Inverse problems are of utmost importance in science and technology: it appears in the form of maximum likelihood or calibration problems and is in its most fundamental version the question how to calculate the inverse of a map $$ \theta \mapsto F(\theta) = x \, . $$ Often the range space is high-dimensional and no actual inverse exists, but even if it exists it is usually hard to calculate.

Let $ \mathbf{l} $ be a loss function on range space, then a relaxed mathematical formulation of calculating the inverse is to calculate $$ \theta^*(x) \in \operatorname{argmin}(\mathbf{l}(F(\theta)-x))) $$ for any given $ x $ in the range space. This is now a minimization problem which can be analyzed by classical methods from analysis. Due to non-convexity of the optimization problem and due to non-existence of the inverse map in a continuous form often the map $ x \mapsto \theta^*(x) $ does not depend in a continous way on $ x $. There are several ways to deal with this problem, but in its most general form we perturb the actual optimization problem and solve $$ \theta_\lambda^*(x) \in \operatorname{argmin}(\mathbf{l}(F(\theta)-x))+\lambda h(\theta)) $$ instead, where $ h $ is a real valued convex function in $ \theta $. Often this problem is considerably more regular and called regularized inverse problem. Of course the limit $ \lambda \to 0 $ is important from the original point of view.
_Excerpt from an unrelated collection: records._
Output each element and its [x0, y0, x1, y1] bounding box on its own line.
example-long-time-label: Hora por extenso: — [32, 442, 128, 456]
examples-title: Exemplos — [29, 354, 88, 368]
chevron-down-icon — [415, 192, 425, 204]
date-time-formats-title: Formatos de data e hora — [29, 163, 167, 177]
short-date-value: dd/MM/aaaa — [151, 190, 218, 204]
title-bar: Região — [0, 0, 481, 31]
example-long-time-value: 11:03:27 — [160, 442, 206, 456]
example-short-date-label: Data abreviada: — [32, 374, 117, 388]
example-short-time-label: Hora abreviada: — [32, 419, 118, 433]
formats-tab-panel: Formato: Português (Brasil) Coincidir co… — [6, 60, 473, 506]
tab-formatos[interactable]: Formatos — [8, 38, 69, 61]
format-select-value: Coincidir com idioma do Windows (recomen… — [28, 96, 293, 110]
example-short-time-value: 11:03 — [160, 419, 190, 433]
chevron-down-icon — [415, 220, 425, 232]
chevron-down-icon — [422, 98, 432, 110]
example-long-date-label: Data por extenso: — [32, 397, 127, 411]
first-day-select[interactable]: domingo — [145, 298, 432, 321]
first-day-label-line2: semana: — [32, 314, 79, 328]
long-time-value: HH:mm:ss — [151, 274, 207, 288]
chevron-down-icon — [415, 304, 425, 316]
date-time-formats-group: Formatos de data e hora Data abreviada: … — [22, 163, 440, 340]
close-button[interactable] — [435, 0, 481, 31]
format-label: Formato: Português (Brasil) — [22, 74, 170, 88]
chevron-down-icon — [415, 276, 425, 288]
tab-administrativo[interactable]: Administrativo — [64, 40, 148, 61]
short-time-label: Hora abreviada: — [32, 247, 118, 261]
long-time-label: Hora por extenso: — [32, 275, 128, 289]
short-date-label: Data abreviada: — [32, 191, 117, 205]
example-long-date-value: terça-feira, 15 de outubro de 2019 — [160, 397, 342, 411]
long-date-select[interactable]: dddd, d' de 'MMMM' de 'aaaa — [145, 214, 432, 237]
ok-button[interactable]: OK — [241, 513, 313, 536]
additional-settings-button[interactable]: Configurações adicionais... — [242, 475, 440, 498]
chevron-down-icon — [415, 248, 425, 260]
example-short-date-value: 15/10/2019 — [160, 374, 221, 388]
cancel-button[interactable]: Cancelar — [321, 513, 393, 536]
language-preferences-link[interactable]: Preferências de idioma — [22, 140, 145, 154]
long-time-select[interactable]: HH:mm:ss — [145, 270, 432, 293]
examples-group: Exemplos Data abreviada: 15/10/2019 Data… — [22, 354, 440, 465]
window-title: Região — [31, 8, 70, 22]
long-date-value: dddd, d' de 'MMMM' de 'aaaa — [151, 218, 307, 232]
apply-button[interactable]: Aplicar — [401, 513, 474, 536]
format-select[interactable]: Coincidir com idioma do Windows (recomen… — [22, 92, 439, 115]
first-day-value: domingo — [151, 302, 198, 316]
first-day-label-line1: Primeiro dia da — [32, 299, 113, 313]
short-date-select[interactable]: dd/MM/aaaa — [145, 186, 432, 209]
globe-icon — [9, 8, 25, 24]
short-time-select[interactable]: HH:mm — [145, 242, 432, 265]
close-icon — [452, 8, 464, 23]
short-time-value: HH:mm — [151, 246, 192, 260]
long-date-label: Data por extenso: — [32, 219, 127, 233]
An alternative viewpoint comes from Bayesian statistics. Let $ \pi_0 $ denote a prior distribution on parameter space $ \Theta $ from which $ \theta \in \Theta $ are chosen and consider loss functions such that the Bayesian formula for the posterior distribution $$ \pi_1(d \theta \, | \, x) = \frac{\exp \big(-\mathbf{l}(F(\theta) - x ) \big)\pi_0(d \theta)}{\int_{\Theta} \exp \big( -\mathbf{l}(F(\theta) - x ) \big)\pi_0(d \theta)} $$ makes sense. Under mild continuity conditions on $ \mathbf{l} $ the solution $ \pi_1 (. \, | \, x) $ depends continuously on the 'data' $x$. Of course in order to evaluate $ \pi_1 $ one has to sample from the posterior distribution which can be very difficult and actually leads back towards the first approach.

Let now $ \Theta $ be a pool of models encoded in an element $ \theta \in \Theta $ and let $ F $ be a map to model prices. Calibration in mathematical finance actually is the identification of $ \theta \in \Theta $ which explains $ x $ best. Three approaches can be considered:

Try to learn the map $ x \mapsto \theta^*(x) $ from many offline calculation which serve as training data set.
Try to learn the map $ \theta \mapsto F(\theta) $ by a neural network and invert the network.
If $ \theta $ is an infinite dimensional quantity of function type itself (e.g. leverage functions or local volatilities), then parametrize $ \theta $ as neural network and try to learn the network weights to solve approximate $ \theta^*(x) $ for a given data point $ x $.